Accuphase
High-end hi-fi amplifiers, hand-assembled in Yokohama since 1972
Philosophy
"Enrich life through technology" has been Accuphase's motto since 1972. Behind the champagne faceplate and VU meters, an obsession with measurement and longevity. Every amplifier ships with its individual measurement sheet. Service repairs fifty-year-old units. In a world of disposable products, Accuphase builds for eternity.
History
Jiro Kasuga was an engineer at Kenwood when he realized the company no longer wanted to invest in high-end audio. In 1972, he walked out and founded Kensonic Laboratory in Yokohama, with a handful of colleagues from Kenwood, Marantz and Luxman. The first products shipped that same year: the P-300 power amplifier, the C-200 preamplifier and the T-100 tuner. Reviews were unanimously positive by 1973.
The Accuphase name, a contraction of accurate and phase, replaced Kensonic on the golden faceplates. Those champagne panels with their large analog VU meters became the brand's visual signature, recognizable from twenty meters away in any hi-fi showroom. Kenwood remained a minority shareholder until the mid-1990s, when Accuphase bought back the shares and became fully independent.
The manufacturing philosophy hasn't changed in fifty years. Every unit is hand-assembled at the Yokohama factory, individually tested, and shipped with its own measurement sheet signed by the technician. Models stay in the catalog for years, sometimes a decade. Service repairs units from the very first series, those from 1972, without hesitation.

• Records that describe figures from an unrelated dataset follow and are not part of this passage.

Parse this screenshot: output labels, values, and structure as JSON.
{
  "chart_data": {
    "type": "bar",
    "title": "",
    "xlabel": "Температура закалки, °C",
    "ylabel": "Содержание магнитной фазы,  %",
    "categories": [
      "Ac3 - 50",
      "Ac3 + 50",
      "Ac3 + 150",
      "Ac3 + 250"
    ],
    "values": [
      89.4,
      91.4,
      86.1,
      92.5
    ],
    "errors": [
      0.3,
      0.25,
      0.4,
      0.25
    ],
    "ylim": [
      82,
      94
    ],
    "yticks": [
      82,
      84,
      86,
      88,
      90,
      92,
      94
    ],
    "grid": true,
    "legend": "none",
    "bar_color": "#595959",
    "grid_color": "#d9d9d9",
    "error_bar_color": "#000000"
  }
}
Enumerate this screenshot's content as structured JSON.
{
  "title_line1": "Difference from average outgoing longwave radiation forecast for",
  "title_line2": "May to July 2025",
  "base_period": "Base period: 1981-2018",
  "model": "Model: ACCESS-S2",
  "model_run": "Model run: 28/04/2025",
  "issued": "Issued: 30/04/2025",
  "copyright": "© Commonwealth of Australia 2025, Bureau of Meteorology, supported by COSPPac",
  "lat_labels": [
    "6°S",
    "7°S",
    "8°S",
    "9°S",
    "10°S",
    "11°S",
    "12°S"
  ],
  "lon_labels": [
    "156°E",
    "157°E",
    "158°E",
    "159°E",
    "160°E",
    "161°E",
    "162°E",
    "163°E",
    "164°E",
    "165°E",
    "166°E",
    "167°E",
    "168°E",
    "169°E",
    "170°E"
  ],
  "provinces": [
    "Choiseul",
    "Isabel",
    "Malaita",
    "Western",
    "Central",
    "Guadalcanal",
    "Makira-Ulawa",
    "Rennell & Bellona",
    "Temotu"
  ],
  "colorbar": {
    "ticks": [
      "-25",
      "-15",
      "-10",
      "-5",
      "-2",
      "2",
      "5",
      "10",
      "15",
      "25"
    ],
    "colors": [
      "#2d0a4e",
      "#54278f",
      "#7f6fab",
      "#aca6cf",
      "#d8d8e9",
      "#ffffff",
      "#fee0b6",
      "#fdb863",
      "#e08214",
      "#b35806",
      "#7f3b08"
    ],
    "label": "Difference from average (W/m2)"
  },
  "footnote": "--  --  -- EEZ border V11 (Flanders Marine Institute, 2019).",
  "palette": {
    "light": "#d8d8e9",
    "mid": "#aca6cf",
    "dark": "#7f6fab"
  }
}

The E-480 integrated amplifier in Class AB, 180 watts per channel, uses Accuphase's patented AAVA volume control: 16 V-I converters driven by microprocessor, 65,536 volume steps, zero resistive potentiometer. A StereoNet reviewer after weeks of listening: "Every inch of this amplifier oozes quality and looks and feels like it should last a lifetime." The E-800 in pure Class A, released in 2020, became the holy grail of Japanese audiophiles. Among enthusiasts, "my dream amp" posts featuring an Accuphase consistently receive hundreds of enthusiastic reactions.
Hi-fi cafés in Japan (like a small Nara café that went viral on specialist forums) use Accuphase units to serve coffee to the sound of Class A. Resale value remains exceptional, a used E-650 sometimes sells for more than a new amplifier from another brand. The only complaint the community has made about Accuphase for fifty years: the entry price.
Iconic Products
E-800
Pure Class A integrated, 50W per channel. The holy grail of Japanese audiophiles, absolute warmth and precision.
E-480
Class AB integrated, 180W per channel. Patented AAVA volume with 65,536 steps. The "serious" entry point of the range.
C-200 / P-300
The founding duo, preamplifier and power amplifier. First Kensonic products, still serviced by Accuphase fifty years later.
DP-770
Reference SACD/CD player. MDS++ DAC, ultra-rigid transport mechanism. The obsession with digital precision.